Use the preview helper whenever possible:

python scripts/preview_params.py --tool keyword --keyword openai
python scripts/preview_params.py --tool company-list-url
python scripts/preview_params.py --tool industry-and-state --industry "Accounting & Tax" --state "Alabama - 60 companies"
python scripts/preview_params.py --tool company-url --company-url "https://www.indeed.com/cmp/Allstate-Insurance"

For multiple parameter sets, pass the exact JSON array:

python scripts/preview_params.py --tool keyword --parameters-json '[{"keyword":"openai"},{"keyword":"anthropic"}]'

API Call

Use the call helper after confirmation and token handling:

python scripts/indeed_companies_info.py --tool keyword --keyword openai
python scripts/indeed_companies_info.py --tool keyword --parameters-json '[{"keyword":"openai"},{"keyword":"anthropic"}]'
python scripts/indeed_companies_info.py --tool industry-and-state --industry "Accounting & Tax" --state "Alabama - 60 companies"

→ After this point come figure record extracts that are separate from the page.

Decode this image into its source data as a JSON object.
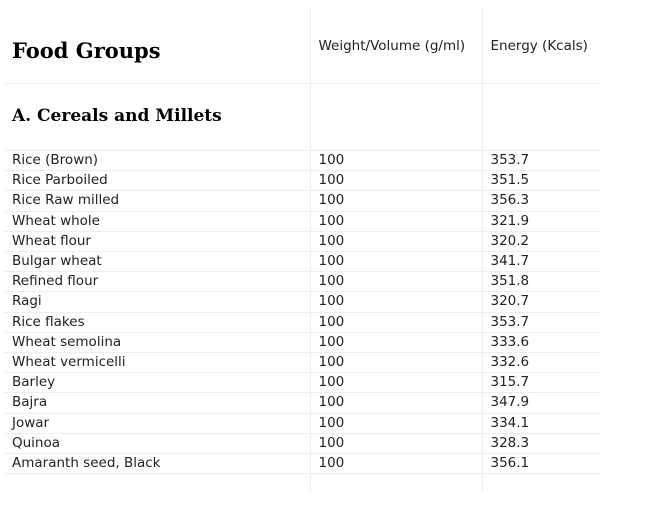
{
  "table": {
    "header": {
      "food_groups": "Food Groups",
      "weight_volume": "Weight/Volume (g/ml)",
      "energy": "Energy (Kcals)"
    },
    "section": {
      "title": "A. Cereals and Millets"
    },
    "rows": [
      {
        "food": "Rice (Brown)",
        "weight": "100",
        "energy": "353.7"
      },
      {
        "food": "Rice Parboiled",
        "weight": "100",
        "energy": "351.5"
      },
      {
        "food": "Rice Raw milled",
        "weight": "100",
        "energy": "356.3"
      },
      {
        "food": "Wheat whole",
        "weight": "100",
        "energy": "321.9"
      },
      {
        "food": "Wheat flour",
        "weight": "100",
        "energy": "320.2"
      },
      {
        "food": "Bulgar wheat",
        "weight": "100",
        "energy": "341.7"
      },
      {
        "food": "Refined flour",
        "weight": "100",
        "energy": "351.8"
      },
      {
        "food": "Ragi",
        "weight": "100",
        "energy": "320.7"
      },
      {
        "food": "Rice flakes",
        "weight": "100",
        "energy": "353.7"
      },
      {
        "food": "Wheat semolina",
        "weight": "100",
        "energy": "333.6"
      },
      {
        "food": "Wheat vermicelli",
        "weight": "100",
        "energy": "332.6"
      },
      {
        "food": "Barley",
        "weight": "100",
        "energy": "315.7"
      },
      {
        "food": "Bajra",
        "weight": "100",
        "energy": "347.9"
      },
      {
        "food": "Jowar",
        "weight": "100",
        "energy": "334.1"
      },
      {
        "food": "Quinoa",
        "weight": "100",
        "energy": "328.3"
      },
      {
        "food": "Amaranth seed, Black",
        "weight": "100",
        "energy": "356.1"
      }
    ]
  }
}
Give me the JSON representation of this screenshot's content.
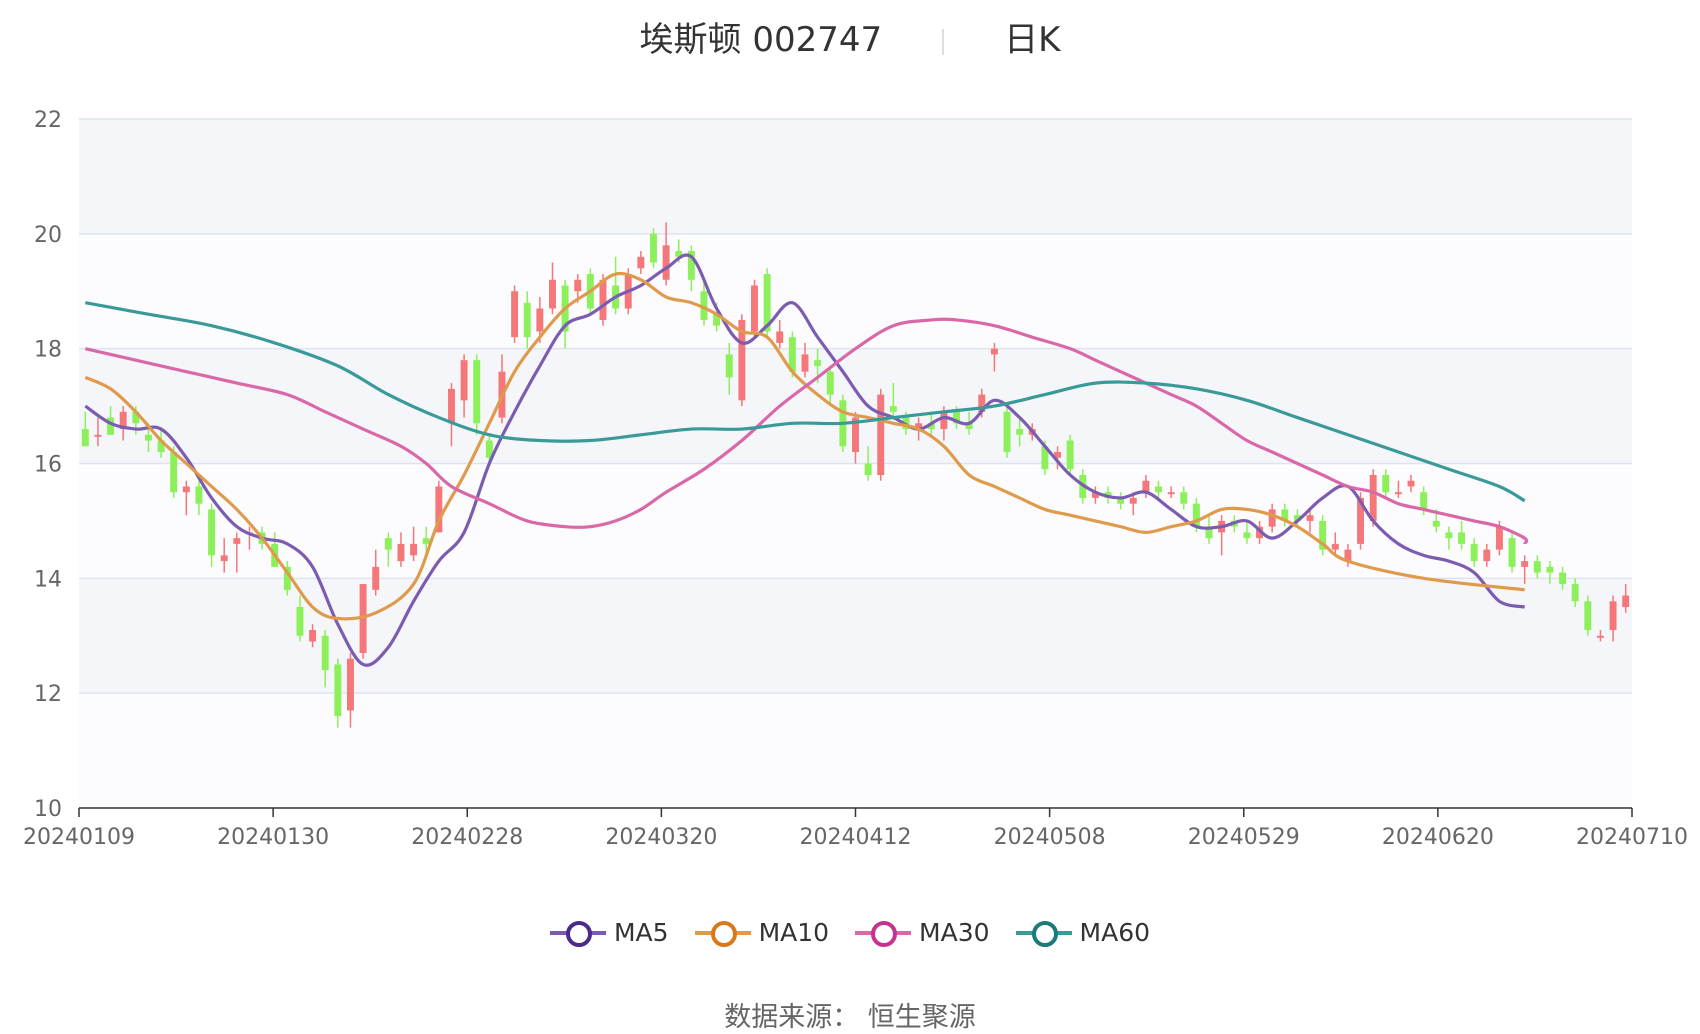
{
  "title": {
    "stock": "埃斯顿 002747",
    "period": "日K"
  },
  "source": "数据来源： 恒生聚源",
  "chart_data": {
    "type": "candlestick",
    "y_ticks": [
      10,
      12,
      14,
      16,
      18,
      20,
      22
    ],
    "ylim": [
      10,
      22
    ],
    "x_ticks": [
      "20240109",
      "20240130",
      "20240228",
      "20240320",
      "20240412",
      "20240508",
      "20240529",
      "20240620",
      "20240710"
    ],
    "colors": {
      "up": "#f4777a",
      "down": "#8cf05a",
      "band": "#f5f6fa",
      "grid": "#dfe3f0"
    },
    "candles": [
      [
        16.6,
        16.3,
        16.9,
        16.3
      ],
      [
        16.5,
        16.5,
        16.8,
        16.3
      ],
      [
        16.8,
        16.5,
        17.0,
        16.5
      ],
      [
        16.6,
        16.9,
        17.0,
        16.4
      ],
      [
        16.9,
        16.7,
        17.0,
        16.5
      ],
      [
        16.5,
        16.4,
        16.7,
        16.2
      ],
      [
        16.4,
        16.2,
        16.6,
        16.1
      ],
      [
        16.2,
        15.5,
        16.3,
        15.4
      ],
      [
        15.5,
        15.6,
        15.7,
        15.1
      ],
      [
        15.6,
        15.3,
        15.7,
        15.1
      ],
      [
        15.2,
        14.4,
        15.3,
        14.2
      ],
      [
        14.3,
        14.4,
        14.7,
        14.1
      ],
      [
        14.6,
        14.7,
        14.8,
        14.1
      ],
      [
        14.8,
        14.8,
        14.9,
        14.5
      ],
      [
        14.8,
        14.6,
        14.9,
        14.5
      ],
      [
        14.6,
        14.2,
        14.8,
        14.2
      ],
      [
        14.2,
        13.8,
        14.3,
        13.7
      ],
      [
        13.5,
        13.0,
        13.7,
        12.9
      ],
      [
        12.9,
        13.1,
        13.2,
        12.8
      ],
      [
        13.0,
        12.4,
        13.1,
        12.1
      ],
      [
        12.5,
        11.6,
        12.6,
        11.4
      ],
      [
        11.7,
        12.6,
        12.7,
        11.4
      ],
      [
        12.7,
        13.9,
        13.9,
        12.6
      ],
      [
        13.8,
        14.2,
        14.5,
        13.7
      ],
      [
        14.7,
        14.5,
        14.8,
        14.2
      ],
      [
        14.3,
        14.6,
        14.8,
        14.2
      ],
      [
        14.4,
        14.6,
        14.9,
        14.3
      ],
      [
        14.7,
        14.6,
        14.9,
        14.4
      ],
      [
        14.8,
        15.6,
        15.7,
        14.8
      ],
      [
        16.7,
        17.3,
        17.4,
        16.3
      ],
      [
        17.1,
        17.8,
        17.9,
        16.8
      ],
      [
        17.8,
        16.7,
        17.9,
        16.5
      ],
      [
        16.4,
        16.1,
        16.5,
        16.0
      ],
      [
        16.8,
        17.6,
        17.9,
        16.7
      ],
      [
        18.2,
        19.0,
        19.1,
        18.1
      ],
      [
        18.8,
        18.2,
        19.0,
        18.0
      ],
      [
        18.3,
        18.7,
        18.9,
        18.1
      ],
      [
        18.7,
        19.2,
        19.5,
        18.6
      ],
      [
        19.1,
        18.3,
        19.2,
        18.0
      ],
      [
        19.0,
        19.2,
        19.3,
        18.8
      ],
      [
        19.3,
        18.7,
        19.4,
        18.6
      ],
      [
        18.5,
        19.2,
        19.3,
        18.4
      ],
      [
        19.1,
        18.7,
        19.6,
        18.6
      ],
      [
        18.7,
        19.3,
        19.4,
        18.6
      ],
      [
        19.4,
        19.6,
        19.7,
        19.3
      ],
      [
        20.0,
        19.5,
        20.1,
        19.4
      ],
      [
        19.2,
        19.8,
        20.2,
        19.1
      ],
      [
        19.7,
        19.6,
        19.9,
        19.5
      ],
      [
        19.7,
        19.2,
        19.8,
        19.0
      ],
      [
        19.0,
        18.5,
        19.2,
        18.4
      ],
      [
        18.6,
        18.4,
        18.8,
        18.3
      ],
      [
        17.9,
        17.5,
        18.1,
        17.2
      ],
      [
        17.1,
        18.5,
        18.6,
        17.0
      ],
      [
        18.3,
        19.1,
        19.2,
        18.2
      ],
      [
        19.3,
        18.3,
        19.4,
        18.2
      ],
      [
        18.1,
        18.3,
        18.5,
        18.0
      ],
      [
        18.2,
        17.6,
        18.3,
        17.5
      ],
      [
        17.6,
        17.9,
        18.1,
        17.5
      ],
      [
        17.8,
        17.7,
        18.0,
        17.4
      ],
      [
        17.6,
        17.2,
        17.7,
        17.0
      ],
      [
        17.1,
        16.3,
        17.2,
        16.2
      ],
      [
        16.2,
        16.8,
        16.9,
        16.0
      ],
      [
        16.0,
        15.8,
        16.3,
        15.7
      ],
      [
        15.8,
        17.2,
        17.3,
        15.7
      ],
      [
        17.0,
        16.9,
        17.4,
        16.8
      ],
      [
        16.8,
        16.6,
        16.9,
        16.5
      ],
      [
        16.6,
        16.7,
        16.8,
        16.4
      ],
      [
        16.7,
        16.6,
        16.9,
        16.5
      ],
      [
        16.6,
        16.9,
        17.0,
        16.4
      ],
      [
        16.9,
        16.7,
        17.0,
        16.6
      ],
      [
        16.7,
        16.6,
        16.9,
        16.5
      ],
      [
        16.9,
        17.2,
        17.3,
        16.8
      ],
      [
        17.9,
        18.0,
        18.1,
        17.6
      ],
      [
        16.9,
        16.2,
        17.0,
        16.1
      ],
      [
        16.6,
        16.5,
        16.8,
        16.3
      ],
      [
        16.5,
        16.6,
        16.7,
        16.4
      ],
      [
        16.3,
        15.9,
        16.4,
        15.8
      ],
      [
        16.1,
        16.2,
        16.3,
        15.9
      ],
      [
        16.4,
        15.9,
        16.5,
        15.8
      ],
      [
        15.8,
        15.4,
        15.9,
        15.3
      ],
      [
        15.4,
        15.5,
        15.6,
        15.3
      ],
      [
        15.5,
        15.4,
        15.6,
        15.3
      ],
      [
        15.4,
        15.3,
        15.5,
        15.2
      ],
      [
        15.3,
        15.4,
        15.5,
        15.1
      ],
      [
        15.5,
        15.7,
        15.8,
        15.4
      ],
      [
        15.6,
        15.5,
        15.7,
        15.4
      ],
      [
        15.5,
        15.5,
        15.6,
        15.4
      ],
      [
        15.5,
        15.3,
        15.6,
        15.2
      ],
      [
        15.3,
        14.9,
        15.4,
        14.8
      ],
      [
        14.9,
        14.7,
        15.1,
        14.6
      ],
      [
        14.8,
        15.0,
        15.1,
        14.4
      ],
      [
        15.0,
        14.9,
        15.1,
        14.8
      ],
      [
        14.8,
        14.7,
        15.0,
        14.6
      ],
      [
        14.7,
        14.9,
        15.0,
        14.6
      ],
      [
        14.9,
        15.2,
        15.3,
        14.8
      ],
      [
        15.2,
        15.0,
        15.3,
        14.9
      ],
      [
        15.1,
        15.0,
        15.2,
        14.9
      ],
      [
        15.0,
        15.1,
        15.2,
        14.8
      ],
      [
        15.0,
        14.5,
        15.1,
        14.4
      ],
      [
        14.5,
        14.6,
        14.8,
        14.4
      ],
      [
        14.3,
        14.5,
        14.6,
        14.2
      ],
      [
        14.6,
        15.4,
        15.5,
        14.5
      ],
      [
        15.0,
        15.8,
        15.9,
        14.9
      ],
      [
        15.8,
        15.5,
        15.9,
        15.4
      ],
      [
        15.5,
        15.5,
        15.7,
        15.4
      ],
      [
        15.6,
        15.7,
        15.8,
        15.5
      ],
      [
        15.5,
        15.2,
        15.6,
        15.1
      ],
      [
        15.0,
        14.9,
        15.2,
        14.8
      ],
      [
        14.8,
        14.7,
        14.9,
        14.5
      ],
      [
        14.8,
        14.6,
        15.0,
        14.5
      ],
      [
        14.6,
        14.3,
        14.7,
        14.2
      ],
      [
        14.3,
        14.5,
        14.6,
        14.2
      ],
      [
        14.5,
        14.9,
        15.0,
        14.4
      ],
      [
        14.7,
        14.2,
        14.8,
        14.1
      ],
      [
        14.2,
        14.3,
        14.4,
        13.9
      ],
      [
        14.3,
        14.1,
        14.4,
        14.0
      ],
      [
        14.2,
        14.1,
        14.3,
        13.9
      ],
      [
        14.1,
        13.9,
        14.2,
        13.8
      ],
      [
        13.9,
        13.6,
        14.0,
        13.5
      ],
      [
        13.6,
        13.1,
        13.7,
        13.0
      ],
      [
        13.0,
        13.0,
        13.1,
        12.9
      ],
      [
        13.1,
        13.6,
        13.7,
        12.9
      ],
      [
        13.5,
        13.7,
        13.9,
        13.4
      ]
    ],
    "series": [
      {
        "name": "MA5",
        "color": "#7b5cb0",
        "values": [
          17.0,
          16.7,
          16.6,
          16.6,
          16.1,
          15.4,
          14.9,
          14.7,
          14.6,
          14.2,
          13.2,
          12.5,
          12.8,
          13.6,
          14.3,
          14.8,
          16.0,
          16.9,
          17.7,
          18.4,
          18.6,
          18.9,
          19.1,
          19.4,
          19.6,
          18.7,
          18.1,
          18.4,
          18.8,
          18.2,
          17.6,
          17.0,
          16.8,
          16.6,
          16.8,
          16.7,
          17.1,
          16.8,
          16.3,
          15.8,
          15.5,
          15.4,
          15.5,
          15.2,
          14.9,
          14.9,
          15.0,
          14.7,
          15.0,
          15.4,
          15.6,
          15.0,
          14.6,
          14.4,
          14.3,
          14.1,
          13.6,
          13.5
        ],
        "x": [
          0,
          2,
          4,
          6,
          8,
          10,
          12,
          14,
          16,
          18,
          20,
          22,
          24,
          26,
          28,
          30,
          32,
          34,
          36,
          38,
          40,
          42,
          44,
          46,
          48,
          50,
          52,
          54,
          56,
          58,
          60,
          62,
          64,
          66,
          68,
          70,
          72,
          74,
          76,
          78,
          80,
          82,
          84,
          86,
          88,
          90,
          92,
          94,
          96,
          98,
          100,
          102,
          104,
          106,
          108,
          110,
          112,
          114
        ]
      },
      {
        "name": "MA10",
        "color": "#e09a4c",
        "values": [
          17.5,
          17.3,
          16.9,
          16.4,
          16.0,
          15.6,
          15.2,
          14.7,
          14.1,
          13.5,
          13.3,
          13.4,
          13.9,
          15.0,
          15.8,
          16.7,
          17.6,
          18.2,
          18.7,
          19.0,
          19.3,
          19.2,
          18.9,
          18.8,
          18.6,
          18.3,
          18.2,
          17.6,
          17.2,
          16.9,
          16.8,
          16.7,
          16.6,
          16.3,
          15.8,
          15.6,
          15.4,
          15.2,
          15.1,
          15.0,
          14.9,
          14.8,
          14.9,
          15.0,
          15.2,
          15.2,
          15.1,
          14.9,
          14.6,
          14.3,
          14.0,
          13.8
        ],
        "x": [
          0,
          2,
          4,
          6,
          8,
          10,
          12,
          14,
          16,
          18,
          20,
          23,
          26,
          28,
          30,
          32,
          34,
          36,
          38,
          40,
          42,
          44,
          46,
          48,
          50,
          52,
          54,
          56,
          58,
          60,
          62,
          64,
          66,
          68,
          70,
          72,
          74,
          76,
          78,
          80,
          82,
          84,
          86,
          88,
          90,
          92,
          94,
          96,
          98,
          100,
          106,
          114
        ]
      },
      {
        "name": "MA30",
        "color": "#d968a8",
        "values": [
          18.0,
          17.8,
          17.6,
          17.4,
          17.2,
          16.9,
          16.6,
          16.3,
          16.0,
          15.6,
          15.3,
          15.0,
          14.9,
          14.9,
          15.0,
          15.2,
          15.5,
          15.9,
          16.4,
          17.0,
          17.5,
          18.0,
          18.4,
          18.5,
          18.5,
          18.4,
          18.2,
          18.0,
          17.8,
          17.5,
          17.2,
          17.0,
          16.7,
          16.4,
          16.2,
          16.0,
          15.8,
          15.6,
          15.5,
          15.3,
          15.2,
          15.1,
          15.0,
          14.9,
          14.7,
          14.6
        ],
        "x": [
          0,
          4,
          8,
          12,
          16,
          19,
          22,
          25,
          27,
          29,
          32,
          35,
          38,
          40,
          42,
          44,
          46,
          49,
          52,
          55,
          58,
          61,
          64,
          67,
          69,
          72,
          75,
          78,
          80,
          83,
          86,
          88,
          90,
          92,
          94,
          96,
          98,
          100,
          102,
          104,
          106,
          108,
          110,
          112,
          114,
          114
        ]
      },
      {
        "name": "MA60",
        "color": "#3a9a9a",
        "values": [
          18.8,
          18.6,
          18.4,
          18.1,
          17.7,
          17.2,
          16.8,
          16.5,
          16.4,
          16.4,
          16.5,
          16.6,
          16.6,
          16.7,
          16.7,
          16.8,
          16.9,
          17.0,
          17.2,
          17.4,
          17.4,
          17.3,
          17.1,
          16.8,
          16.5,
          16.2,
          15.9,
          15.6,
          15.35
        ],
        "x": [
          0,
          5,
          10,
          15,
          20,
          24,
          28,
          32,
          36,
          40,
          44,
          48,
          52,
          56,
          60,
          64,
          68,
          72,
          76,
          80,
          84,
          88,
          92,
          96,
          100,
          104,
          108,
          112,
          114
        ]
      }
    ]
  },
  "legend": [
    {
      "label": "MA5",
      "color": "#4b2a8a",
      "line": "#7b5cb0"
    },
    {
      "label": "MA10",
      "color": "#d87a1c",
      "line": "#e09a4c"
    },
    {
      "label": "MA30",
      "color": "#c5338e",
      "line": "#d968a8"
    },
    {
      "label": "MA60",
      "color": "#1b7a7a",
      "line": "#3a9a9a"
    }
  ]
}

If the token was provided in the conversation instead of the environment, pass it with --token and do not expose it in user-facing output:

python scripts/indeed_companies_info.py --token "USER_TOKEN" --tool company-url --company-url "https://www.indeed.com/cmp/Allstate-Insurance"

Tools

| Mode | Spider ID | Required parameters | Default spider_parameters | |---|---|---|---| | company-list-url | indeed_companies-info_by-company-list-url | company_list_url | [{"company_list_url":"https://www.indeed.com/companies/browse-companies"}] | | keyword | indeed_companies-info_by-keyword | keyword | [{"keyword":"openai"}] | | industry-and-state | indeed_companies-info_by-industry-and-state | industry | [{"industry":"All","state":"United States"}] | | company-url | indeed_companies-info_by-company-url | company_url | [{"company_url":"https://www.indeed.com/cmp/Allstate-Insurance"}] |

Every tool also accepts file_name. If omitted, use {{TasksID}}.

Fixed Request Fields

Always submit to https://scraperapi.dataify.com/builder?platform=1 with:

| Field | Value | |---|---| | spider_name | indeed.com | | spider_id | One of the four supported Indeed company info spider IDs | | spider_parameters | JSON array of one or more parameter objects | | spider_errors | true | | file_name | User value, otherwise {{TasksID}} |

Send parameters as form data. Keep spider_parameters as a JSON string inside the form body.